Je me suis d’abord tourné vers des partenaires privés. Ensuite, le succès aidant, nous avons pu faire payer les visiteurs. Aujourd’hui, 40% de notre budget vient de ces derniers. En 2001, tout le monde m’a dit que je n’arriverai jamais à faire payer les professionnels qui n’avaient pas eu l’habitude de payer jusqu’à présent. Maintenant, les professionnels payent. En revanche, nous avons supprimé la billetterie pour les moins de 18 ans, car je ne voulais pas que les familles s’empêchent de venir. Nous avons aussi développé une politique de tarifs réduits assez généreuse.
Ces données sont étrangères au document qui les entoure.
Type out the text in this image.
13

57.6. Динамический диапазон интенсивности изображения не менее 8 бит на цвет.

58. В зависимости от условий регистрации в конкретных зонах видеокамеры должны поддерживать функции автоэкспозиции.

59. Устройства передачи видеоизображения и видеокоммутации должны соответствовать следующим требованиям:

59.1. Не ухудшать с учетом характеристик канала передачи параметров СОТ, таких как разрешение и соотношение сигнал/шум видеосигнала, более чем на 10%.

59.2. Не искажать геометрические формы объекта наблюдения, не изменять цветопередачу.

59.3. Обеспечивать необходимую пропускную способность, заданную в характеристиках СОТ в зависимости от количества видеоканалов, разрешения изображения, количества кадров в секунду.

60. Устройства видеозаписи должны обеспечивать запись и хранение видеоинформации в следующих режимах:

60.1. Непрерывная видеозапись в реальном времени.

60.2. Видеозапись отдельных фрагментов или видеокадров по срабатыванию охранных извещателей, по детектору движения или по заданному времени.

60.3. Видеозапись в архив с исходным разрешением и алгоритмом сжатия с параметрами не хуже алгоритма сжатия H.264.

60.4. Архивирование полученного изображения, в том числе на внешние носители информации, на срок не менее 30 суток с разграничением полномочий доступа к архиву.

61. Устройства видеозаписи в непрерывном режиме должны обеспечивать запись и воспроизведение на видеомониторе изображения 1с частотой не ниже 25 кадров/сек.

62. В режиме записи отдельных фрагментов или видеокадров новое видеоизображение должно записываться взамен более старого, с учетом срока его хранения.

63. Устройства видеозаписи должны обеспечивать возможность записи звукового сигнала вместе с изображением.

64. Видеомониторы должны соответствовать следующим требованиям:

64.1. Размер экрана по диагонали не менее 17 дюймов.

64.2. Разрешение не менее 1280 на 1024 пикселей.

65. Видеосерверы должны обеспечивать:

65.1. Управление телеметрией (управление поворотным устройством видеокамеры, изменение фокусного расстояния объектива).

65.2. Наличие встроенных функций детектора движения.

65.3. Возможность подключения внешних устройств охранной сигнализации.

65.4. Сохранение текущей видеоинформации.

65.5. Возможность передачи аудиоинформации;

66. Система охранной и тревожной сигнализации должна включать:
En 2001, le festival tenait grâce à 95% de subventions et 5% de recettes. En 2013, le budget des Rencontres se constituent de 40% de recettes grâce au visiteurs, 40% de subventions et 20% de partenariats privés. Personne n’est aujourd’hui majoritaire dans le budget. Nous avons une liberté totale.
Quand vous dépendez d’un seul partenaire, vous êtes prisonnier des relations avec cette source de financement. En multipliant les sources de financement, on développe une certaine liberté vis-à-vis des uns et des autres. Et curieusement, vos partenaires vous respectent plus.
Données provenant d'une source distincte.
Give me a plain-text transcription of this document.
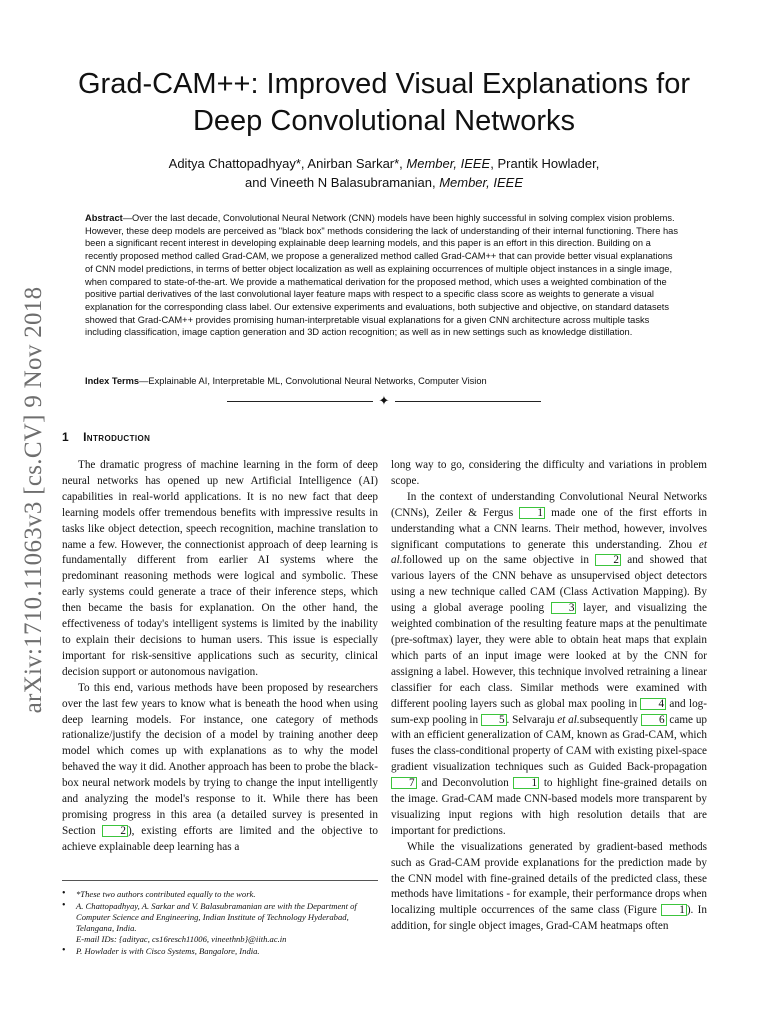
arXiv:1710.11063v3 [cs.CV] 9 Nov 2018
Grad-CAM++: Improved Visual Explanations for
Deep Convolutional Networks
Aditya Chattopadhyay*, Anirban Sarkar*, Member, IEEE, Prantik Howlader,
and Vineeth N Balasubramanian, Member, IEEE

Abstract—Over the last decade, Convolutional Neural Network (CNN) models have been highly successful in solving complex vision problems. However, these deep models are perceived as "black box" methods considering the lack of understanding of their internal functioning. There has been a significant recent interest in developing explainable deep learning models, and this paper is an effort in this direction. Building on a recently proposed method called Grad-CAM, we propose a generalized method called Grad-CAM++ that can provide better visual explanations of CNN model predictions, in terms of better object localization as well as explaining occurrences of multiple object instances in a single image, when compared to state-of-the-art. We provide a mathematical derivation for the proposed method, which uses a weighted combination of the positive partial derivatives of the last convolutional layer feature maps with respect to a specific class score as weights to generate a visual explanation for the corresponding class label. Our extensive experiments and evaluations, both subjective and objective, on standard datasets showed that Grad-CAM++ provides promising human-interpretable visual explanations for a given CNN architecture across multiple tasks including classification, image caption generation and 3D action recognition; as well as in new settings such as knowledge distillation.

Index Terms—Explainable AI, Interpretable ML, Convolutional Neural Networks, Computer Vision

✦
1 Introduction

The dramatic progress of machine learning in the form of deep neural networks has opened up new Artificial Intelligence (AI) capabilities in real-world applications. It is no new fact that deep learning models offer tremendous benefits with impressive results in tasks like object detection, speech recognition, machine translation to name a few. However, the connectionist approach of deep learning is fundamentally different from earlier AI systems where the predominant reasoning methods were logical and symbolic. These early systems could generate a trace of their inference steps, which then became the basis for explanation. On the other hand, the effectiveness of today's intelligent systems is limited by the inability to explain their decisions to human users. This issue is especially important for risk-sensitive applications such as security, clinical decision support or autonomous navigation.

To this end, various methods have been proposed by researchers over the last few years to know what is beneath the hood when using deep learning models. For instance, one category of methods rationalize/justify the decision of a model by training another deep model which comes up with explanations as to why the model behaved the way it did. Another approach has been to probe the black-box neural network models by trying to change the input intelligently and analyzing the model's response to it. While there has been promising progress in this area (a detailed survey is presented in Section 2 ), existing efforts are limited and the objective to achieve explainable deep learning has a

long way to go, considering the difficulty and variations in problem scope.

In the context of understanding Convolutional Neural Networks (CNNs), Zeiler & Fergus 1 made one of the first efforts in understanding what a CNN learns. Their method, however, involves significant computations to generate this understanding. Zhou et al.followed up on the same objective in 2 and showed that various layers of the CNN behave as unsupervised object detectors using a new technique called CAM (Class Activation Mapping). By using a global average pooling 3 layer, and visualizing the weighted combination of the resulting feature maps at the penultimate (pre-softmax) layer, they were able to obtain heat maps that explain which parts of an input image were looked at by the CNN for assigning a label. However, this technique involved retraining a linear classifier for each class. Similar methods were examined with different pooling layers such as global max pooling in 4 and log-sum-exp pooling in 5 . Selvaraju et al.subsequently 6 came up with an efficient generalization of CAM, known as Grad-CAM, which fuses the class-conditional property of CAM with existing pixel-space gradient visualization techniques such as Guided Back-propagation 7 and Deconvolution 1 to highlight fine-grained details on the image. Grad-CAM made CNN-based models more transparent by visualizing input regions with high resolution details that are important for predictions.

While the visualizations generated by gradient-based methods such as Grad-CAM provide explanations for the prediction made by the CNN model with fine-grained details of the predicted class, these methods have limitations - for example, their performance drops when localizing multiple occurrences of the same class (Figure 1 ). In addition, for single object images, Grad-CAM heatmaps often

• *These two authors contributed equally to the work.
• A. Chattopadhyay, A. Sarkar and V. Balasubramanian are with the Department of Computer Science and Engineering, Indian Institute of Technology Hyderabad, Telangana, India.
E-mail IDs: {adityac, cs16resch11006, vineethnb}@iith.ac.in
• P. Howlader is with Cisco Systems, Bangalore, India.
Notre public, c’est notre principale source de financement. Je ne suis pas dans la démagogie de dire que tout doit être gratuit. Le cinéma n’est pas gratuit, les musées ne sont pas gratuits, les livres ne sont pas gratuits, je ne vois pas pourquoi la photographie devrait être gratuite. Les Rencontres d’Arles sont quasiment le seul festival qui a les moyens de produire tout ce qu’il fait. Quand je contacte des commissaires d’exposition, ils me demandent toujours quel est mon budget. Et moi, je leur répond toujours : « quel est ton projet ? ». Jamais je n’ai restreint un projet pour des raisons budgétaires. Et cette liberté, je l’ai conquise.
M. B. : Vous insistez sur le fait que le partenaire doit apporter des finances et non du matériel.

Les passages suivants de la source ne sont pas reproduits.